Il presidente                                                         La vicecancelliera

Rimedi giuridici

Nelle cause senza carattere pecuniario il ricorso in materia civile al Tribunale federale, 1000 Losanna 14, è ammissibile contro le decisioni previste dagli art. 90 a 93 LTF per i motivi enunciati dagli art. 95 a 98 LTF entro il termine stabilito dall'art. 100 cpv. 1 e 2 LTF (art. 72 segg. LTF). Nelle cause di carattere pecuniario il ricorso in materia civile è ammissibile solo se il valore litigioso ammonta ad almeno 30 000 franchi; quando il valore litigioso non raggiunge tale importo, il ricorso in materia civile è ammissibile se la controversia concerne una questione di diritto di importanza fondamentale (art. 74 LTF).

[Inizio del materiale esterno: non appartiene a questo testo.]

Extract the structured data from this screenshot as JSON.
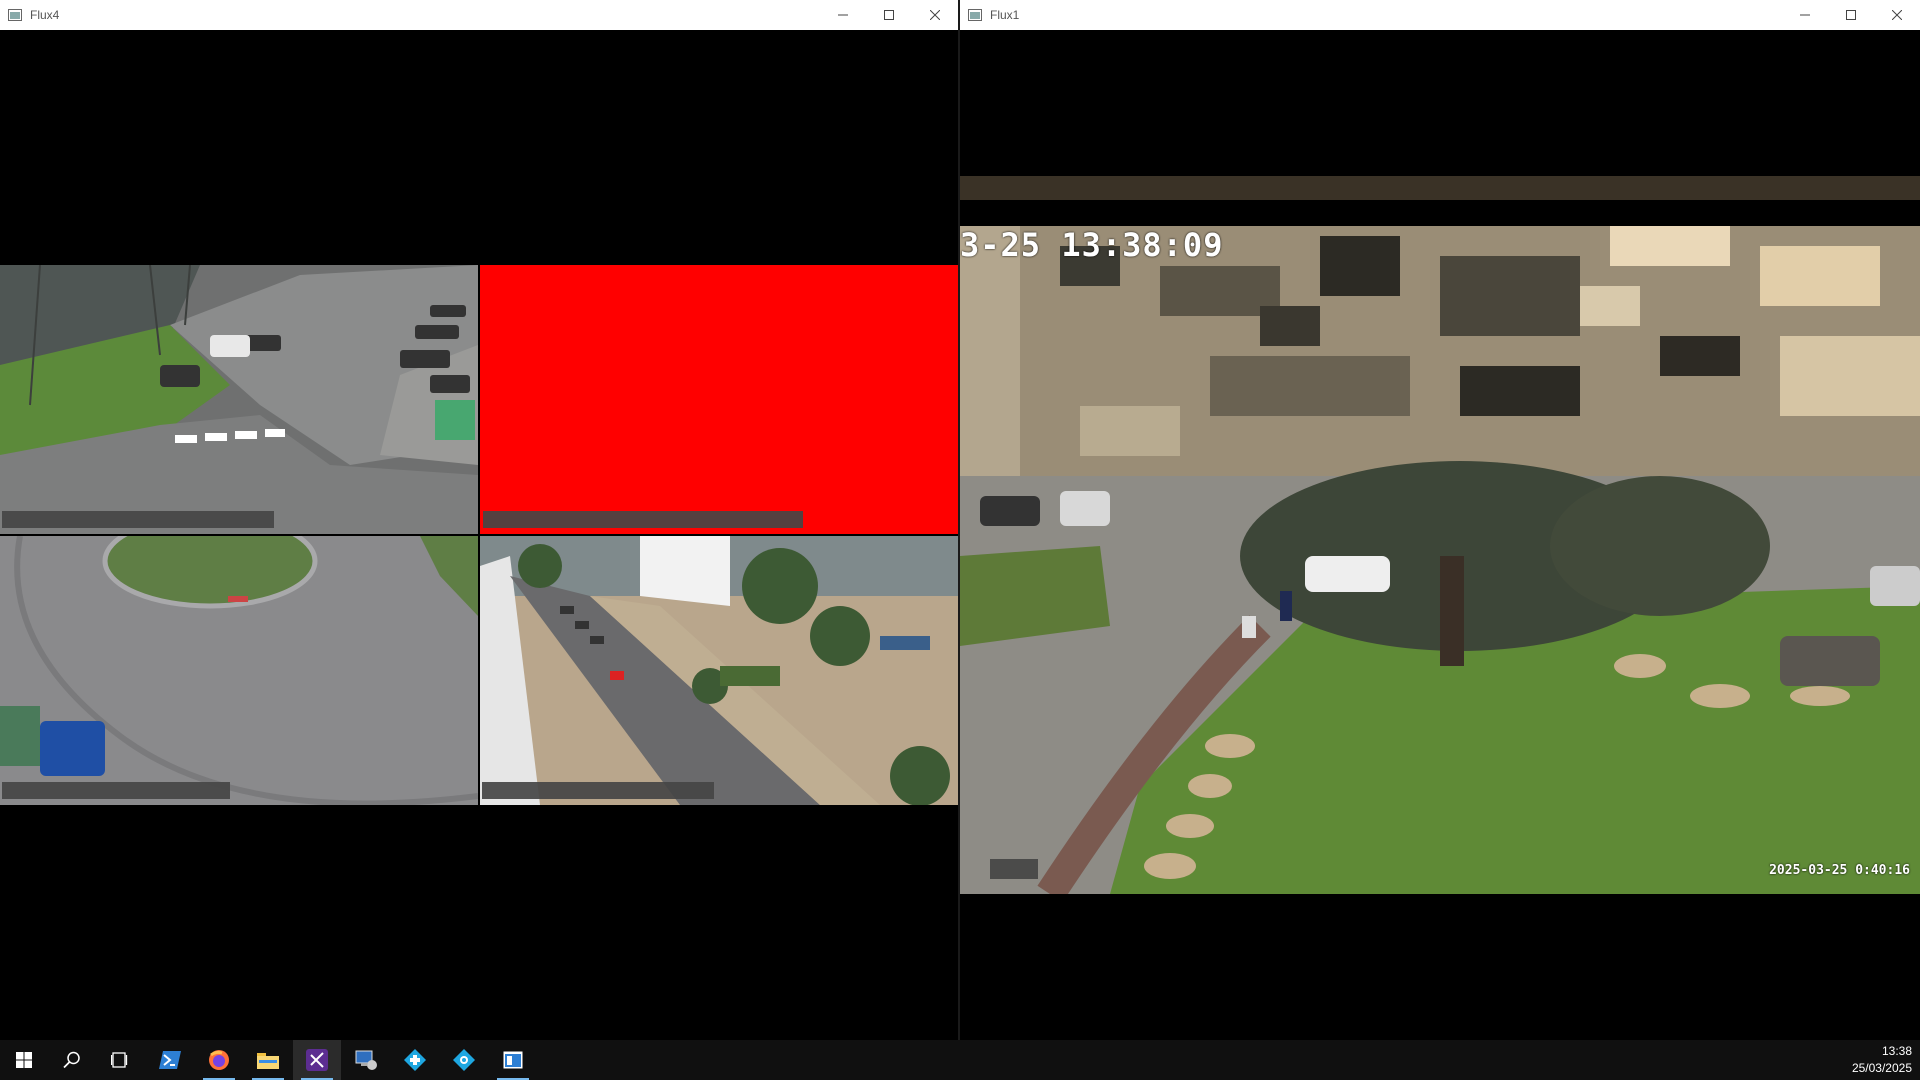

La legittimazione a ricorrere è disciplinata dall'art. 76 LTF. Laddove non sia ammissibile il ricorso in materia civile è dato, entro lo stesso termine, il ricorso sussidiario in materia costituzionale al Tribunale federale per i motivi previsti dall'art. 116 LTF (art. 113 LTF). La legittimazione a ricorrere è disciplinata in tal caso dall'art. 115 LTF.